Recently, I got involved in troubleshooting a communication problem, which was reported as “large messages are consistently failing when sent to an externally managed service”.
Before doing anything else, I wanted the evidence that we were dealing with a problem on the TCP/IP stack. Therefore, I started the network trace on the Windows box where the messaging client was running:
netsh trace start persistent=yes capture=yes tracefile=c:\temp\nettrace-boot.etl
Second, I opened the trace file in Microsoft Network Monitor and applied the filter tcp.port == dst_port to remove the noise.
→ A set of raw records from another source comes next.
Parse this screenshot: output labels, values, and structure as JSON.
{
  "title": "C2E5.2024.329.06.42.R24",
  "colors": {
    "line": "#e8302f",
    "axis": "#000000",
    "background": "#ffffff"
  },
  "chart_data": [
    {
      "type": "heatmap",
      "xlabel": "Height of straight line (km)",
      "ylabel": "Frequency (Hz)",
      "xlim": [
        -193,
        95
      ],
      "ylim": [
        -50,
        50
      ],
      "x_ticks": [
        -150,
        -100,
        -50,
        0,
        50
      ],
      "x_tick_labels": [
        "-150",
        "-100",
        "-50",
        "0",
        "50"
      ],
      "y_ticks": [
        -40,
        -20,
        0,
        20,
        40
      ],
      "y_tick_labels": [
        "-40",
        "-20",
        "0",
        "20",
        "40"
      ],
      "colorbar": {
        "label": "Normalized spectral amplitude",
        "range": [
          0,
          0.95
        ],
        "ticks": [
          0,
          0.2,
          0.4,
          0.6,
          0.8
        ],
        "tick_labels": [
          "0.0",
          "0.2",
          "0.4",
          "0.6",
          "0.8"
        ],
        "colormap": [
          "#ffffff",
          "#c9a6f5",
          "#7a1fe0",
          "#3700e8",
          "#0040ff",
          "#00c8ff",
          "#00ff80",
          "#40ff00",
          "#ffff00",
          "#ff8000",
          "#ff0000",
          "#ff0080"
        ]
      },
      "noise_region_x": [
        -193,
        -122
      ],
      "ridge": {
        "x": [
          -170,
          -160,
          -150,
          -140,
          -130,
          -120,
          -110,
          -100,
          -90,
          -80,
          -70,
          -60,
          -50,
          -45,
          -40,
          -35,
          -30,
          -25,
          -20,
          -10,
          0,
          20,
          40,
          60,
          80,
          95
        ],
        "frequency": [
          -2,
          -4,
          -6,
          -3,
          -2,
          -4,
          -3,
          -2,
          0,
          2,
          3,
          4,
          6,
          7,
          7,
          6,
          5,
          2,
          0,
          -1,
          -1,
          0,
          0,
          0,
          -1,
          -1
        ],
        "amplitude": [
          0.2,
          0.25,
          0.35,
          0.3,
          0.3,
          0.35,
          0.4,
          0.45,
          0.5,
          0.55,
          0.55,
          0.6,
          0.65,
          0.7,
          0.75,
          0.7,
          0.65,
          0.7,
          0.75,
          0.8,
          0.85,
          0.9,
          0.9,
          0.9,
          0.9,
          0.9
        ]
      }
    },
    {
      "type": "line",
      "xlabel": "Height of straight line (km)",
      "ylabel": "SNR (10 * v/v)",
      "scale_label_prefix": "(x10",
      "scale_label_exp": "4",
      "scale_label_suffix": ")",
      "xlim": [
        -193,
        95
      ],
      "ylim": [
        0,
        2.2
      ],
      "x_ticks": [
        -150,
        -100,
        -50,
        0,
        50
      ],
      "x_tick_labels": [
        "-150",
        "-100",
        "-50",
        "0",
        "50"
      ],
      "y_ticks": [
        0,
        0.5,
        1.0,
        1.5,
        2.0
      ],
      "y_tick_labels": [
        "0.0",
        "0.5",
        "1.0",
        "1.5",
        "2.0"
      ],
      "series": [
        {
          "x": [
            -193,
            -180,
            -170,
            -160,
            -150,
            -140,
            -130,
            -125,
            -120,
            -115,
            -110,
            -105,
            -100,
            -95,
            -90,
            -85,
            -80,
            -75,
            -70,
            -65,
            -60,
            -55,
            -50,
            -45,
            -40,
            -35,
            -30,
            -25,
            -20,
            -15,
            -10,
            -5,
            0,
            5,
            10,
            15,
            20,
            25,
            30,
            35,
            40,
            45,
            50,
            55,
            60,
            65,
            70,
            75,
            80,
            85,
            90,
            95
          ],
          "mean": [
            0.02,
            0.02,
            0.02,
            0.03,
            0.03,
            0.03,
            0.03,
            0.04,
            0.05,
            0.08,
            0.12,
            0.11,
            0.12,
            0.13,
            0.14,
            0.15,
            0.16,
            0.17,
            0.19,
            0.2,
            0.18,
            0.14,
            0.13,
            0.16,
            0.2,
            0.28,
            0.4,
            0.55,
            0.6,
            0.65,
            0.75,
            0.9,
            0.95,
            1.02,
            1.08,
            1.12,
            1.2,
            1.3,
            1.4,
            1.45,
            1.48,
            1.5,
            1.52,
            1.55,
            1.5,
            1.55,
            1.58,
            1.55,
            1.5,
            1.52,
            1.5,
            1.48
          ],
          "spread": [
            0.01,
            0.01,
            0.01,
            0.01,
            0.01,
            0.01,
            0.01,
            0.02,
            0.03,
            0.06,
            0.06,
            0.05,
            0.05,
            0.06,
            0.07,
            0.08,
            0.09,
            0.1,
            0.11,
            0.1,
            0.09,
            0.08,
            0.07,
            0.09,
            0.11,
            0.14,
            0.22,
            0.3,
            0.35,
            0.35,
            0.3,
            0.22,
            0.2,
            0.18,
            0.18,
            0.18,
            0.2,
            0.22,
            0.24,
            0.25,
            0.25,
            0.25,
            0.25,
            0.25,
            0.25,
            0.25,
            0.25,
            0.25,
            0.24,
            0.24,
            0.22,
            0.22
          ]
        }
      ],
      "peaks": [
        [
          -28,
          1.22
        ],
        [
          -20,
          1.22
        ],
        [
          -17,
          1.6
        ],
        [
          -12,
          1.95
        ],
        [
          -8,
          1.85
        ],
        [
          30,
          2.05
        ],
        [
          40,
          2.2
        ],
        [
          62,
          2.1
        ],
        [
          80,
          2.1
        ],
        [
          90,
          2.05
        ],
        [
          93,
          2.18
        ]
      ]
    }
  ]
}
It became immediately obvious that the following packet gets retransmitted because the ACK from the server has never been received:
TCP: Flags=...AP..., SrcPort=src_port, DstPort=dst_port, PayloadLen=1456, Seq=1079708713 - 1079710169, Ack=2984094674, Win=7244
TCP:[ReTransmit #3417] Flags=...AP..., SrcPort=src_port, DstPort=dst_port, PayloadLen=1456, Seq=1079708713 - 1079710169, Ack=2984094674, Win=7244
TCP:[ReTransmit #3417] Flags=...AP..., SrcPort=src_port, DstPort=dst_port, PayloadLen=1456, Seq=1079708713 - 1079710169, Ack=2984094674, Win=7244
TCP:[ReTransmit #3417] Flags=...AP..., SrcPort=src_port, DstPort=dst_port, PayloadLen=1456, Seq=1079708713 - 1079710169, Ack=2984094674, Win=7244
TCP:[ReTransmit #3417] Flags=...AP..., SrcPort=src_port, DstPort=dst_port, PayloadLen=1456, Seq=1079708713 - 1079710169, Ack=2984094674, Win=7244
TCP:[ReTransmit #3417] Flags=...AP..., SrcPort=src_port, DstPort=dst_port, PayloadLen=1456, Seq=1079708713 - 1079710169, Ack=2984094674, Win=7244
...
TCP: Flags=...A.R.., SrcPort=src_port, DstPort=dst_port, PayloadLen=0, Seq=1079710169, Ack=2984094749, Win=0
At the end, the client sent a reset after 5 unacknowledged retransmits. The smaller packets where transfered correctly, just the big ones were failing.
The packet in the example above had 1456 bytes, which was very close, though still below the usual maximum transfer unit (MTU) size of 1500 bytes.
In the trace it could also be seen that the “Do not fragment flag” was set, which will prevent the network components of automatically fragmenting the packets once they exceed the MTU:
DF: (.1..............) Do not fragment
The network topology was rather complex and included a VPN. The thing with VPN is that it adds its own header to each packet. So the packets that get out close to 1500 in size can easily exceed the MTU and therefore get rejected by a network component on the other end.
At this point, it became apparent that the MTU size on the Windows machine needs to be adjusted to compensate for the VPN overhead. Setting the MTU size to 1380 indeed resolved the issue.